Sample program to implement copying elements:
import java.util.ArrayList;
import java.util.Collections;
import java.util.List;
class FirstCode{
public static void main(String[] args
{
List<String> destination_List = new ArrayList<>();
destination_List.add("Python");
destination_List.add("Java");
destination_List.add("C");
destination_List.add("C++");
System.out.println("The Original Destination list is ");
for (int i = 0; i < destination_List.size(); i++) {
}
System.out.println();
List<String> source_List = new ArrayList<>();
source_List.add("JavaScript");
source_List.add("ReactJS");
source_List.add("PHP");
Collections.copy(destination_List, source_List);
System.out.println("The Destination List After copying is ");
for (int i = 0; i < destination_List.size(); i++) {
System.out.print(destination_List.get(i) + " ");
}
}
}
Output:
The Original Destination list is Python Java C C++
The Destination List After copying is
JavaScript ReactJS PHP
5. Disjoint Collection in Java
The java.util.Collections.disjoint() method is used to check if the given collections are disjoint or not. Mostly, two collections are said to be disjoint when they have no elements in common.

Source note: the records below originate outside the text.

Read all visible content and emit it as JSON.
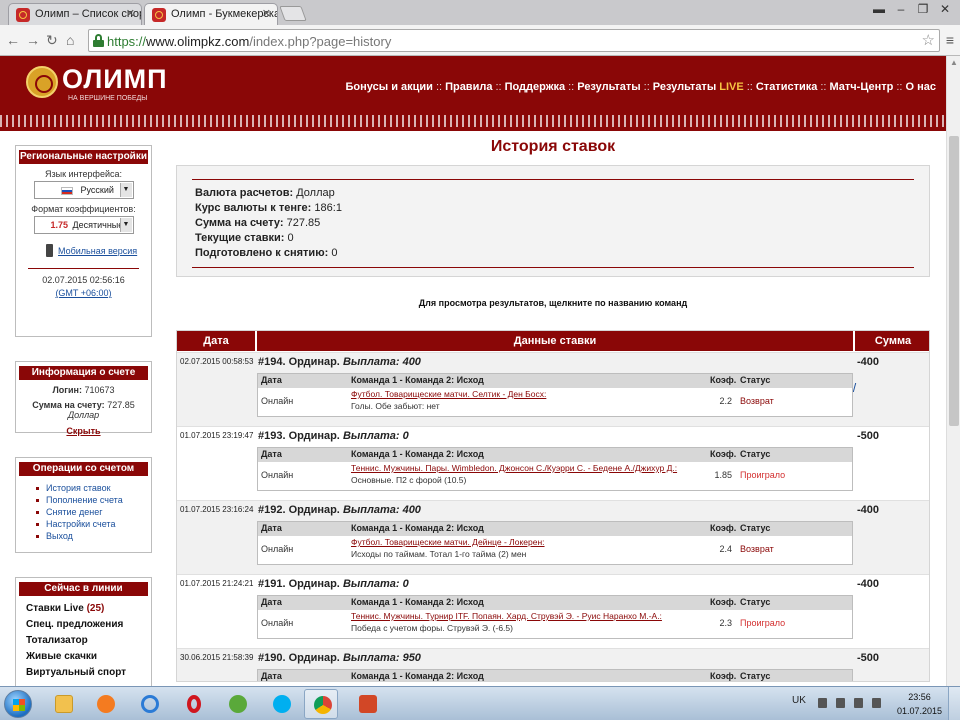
{
  "browser": {
    "tabs": [
      {
        "title": "Олимп – Список спортив",
        "active": false
      },
      {
        "title": "Олимп - Букмекерская к",
        "active": true
      }
    ],
    "url": {
      "protocol": "https://",
      "host": "www.olimpkz.com",
      "path": "/index.php?page=history"
    }
  },
  "header": {
    "logo_text": "ОЛИМП",
    "logo_tagline": "НА ВЕРШИНЕ ПОБЕДЫ",
    "nav": [
      "Бонусы и акции",
      "Правила",
      "Поддержка",
      "Результаты",
      "Результаты",
      "Статистика",
      "Матч-Центр",
      "О нас"
    ],
    "nav_live_suffix": "LIVE",
    "nav_separator": "::"
  },
  "regional": {
    "title": "Региональные настройки",
    "language_label": "Язык интерфейса:",
    "language_value": "Русский",
    "odds_format_label": "Формат коэффициентов:",
    "odds_sample": "1.75",
    "odds_format_value": "Десятичные",
    "mobile_link": "Мобильная версия",
    "datetime": "02.07.2015 02:56:16",
    "timezone": "(GMT +06:00)"
  },
  "account": {
    "title": "Информация о счете",
    "login_label": "Логин:",
    "login_value": "710673",
    "balance_label": "Сумма на счету:",
    "balance_value": "727.85",
    "balance_currency": "Доллар",
    "hide_link": "Скрыть"
  },
  "operations": {
    "title": "Операции со счетом",
    "items": [
      "История ставок",
      "Пополнение счета",
      "Снятие денег",
      "Настройки счета",
      "Выход"
    ]
  },
  "in_line": {
    "title": "Сейчас в линии",
    "items": [
      {
        "label": "Ставки Live",
        "count": "(25)"
      },
      {
        "label": "Спец. предложения",
        "count": ""
      },
      {
        "label": "Тотализатор",
        "count": ""
      },
      {
        "label": "Живые скачки",
        "count": ""
      },
      {
        "label": "Виртуальный спорт",
        "count": ""
      }
    ]
  },
  "main": {
    "title": "История ставок",
    "summary": [
      {
        "label": "Валюта расчетов:",
        "value": "Доллар"
      },
      {
        "label": "Курс валюты к тенге:",
        "value": "186:1"
      },
      {
        "label": "Сумма на счету:",
        "value": "727.85"
      },
      {
        "label": "Текущие ставки:",
        "value": "0"
      },
      {
        "label": "Подготовлено к снятию:",
        "value": "0"
      }
    ],
    "hint": "Для просмотра результатов, щелкните по названию команд",
    "columns": {
      "date": "Дата",
      "details": "Данные ставки",
      "amount": "Сумма"
    },
    "inner_columns": {
      "date": "Дата",
      "teams": "Команда 1 - Команда 2: Исход",
      "coef": "Коэф.",
      "status": "Статус"
    },
    "bets": [
      {
        "date": "02.07.2015 00:58:53",
        "title": "#194. Ординар.",
        "payout": "Выплата: 400",
        "amount": "-400",
        "type": "Онлайн",
        "event": "Футбол. Товарищеские матчи. Селтик - Ден Босх:",
        "outcome": "Голы. Обе забьют: нет",
        "coef": "2.2",
        "status": "Возврат",
        "status_kind": "return"
      },
      {
        "date": "01.07.2015 23:19:47",
        "title": "#193. Ординар.",
        "payout": "Выплата: 0",
        "amount": "-500",
        "type": "Онлайн",
        "event": "Теннис. Мужчины. Пары. Wimbledon. Джонсон С./Куэрри С. - Бедене А./Джихур Д.:",
        "outcome": "Основные. П2 с форой (10.5)",
        "coef": "1.85",
        "status": "Проиграло",
        "status_kind": "lost"
      },
      {
        "date": "01.07.2015 23:16:24",
        "title": "#192. Ординар.",
        "payout": "Выплата: 400",
        "amount": "-400",
        "type": "Онлайн",
        "event": "Футбол. Товарищеские матчи. Дейнце - Локерен:",
        "outcome": "Исходы по таймам. Тотал 1-го тайма (2) мен",
        "coef": "2.4",
        "status": "Возврат",
        "status_kind": "return"
      },
      {
        "date": "01.07.2015 21:24:21",
        "title": "#191. Ординар.",
        "payout": "Выплата: 0",
        "amount": "-400",
        "type": "Онлайн",
        "event": "Теннис. Мужчины. Турнир ITF. Попаян. Хард. Струвэй Э. - Руис Наранхо М.-А.:",
        "outcome": "Победа с учетом форы. Струвэй Э. (-6.5)",
        "coef": "2.3",
        "status": "Проиграло",
        "status_kind": "lost"
      },
      {
        "date": "30.06.2015 21:58:39",
        "title": "#190. Ординар.",
        "payout": "Выплата: 950",
        "amount": "-500",
        "type": "",
        "event": "",
        "outcome": "",
        "coef": "",
        "status": "",
        "status_kind": ""
      }
    ]
  },
  "taskbar": {
    "apps": [
      "explorer-folder",
      "avast",
      "internet-explorer",
      "opera",
      "utorrent",
      "skype",
      "chrome",
      "powerpoint"
    ],
    "active_app": "chrome",
    "language": "UK",
    "time": "23:56",
    "date": "01.07.2015"
  },
  "colors": {
    "brand": "#8a0707",
    "live": "#f6c343",
    "link": "#1a4f9c",
    "lost": "#d32f2f"
  }
}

And this method returns true if there are no common elements in the set of collections.
Sample program to implement disjoint collection:
import java.util.ArrayList;
import java.util.Collections;
import java.util.List;
class GFG {
public static void main(String[] args)
{
List<String> list1 = new ArrayList<>();
list1.add("Java");
list1.add("C");
list1.add("C++");
list1.add("Python");
List<String> list2 = new ArrayList<>();
list2.add("JavaScript");
list2.add("ReactJS");
list2.add("PHP");
System.out.println(Collections.disjoint(list1, list2));
}
}
Output:
true
Conclusion:
This article would have helped you understand the Java Collections Class. you can implement the various methods to understand them clearly.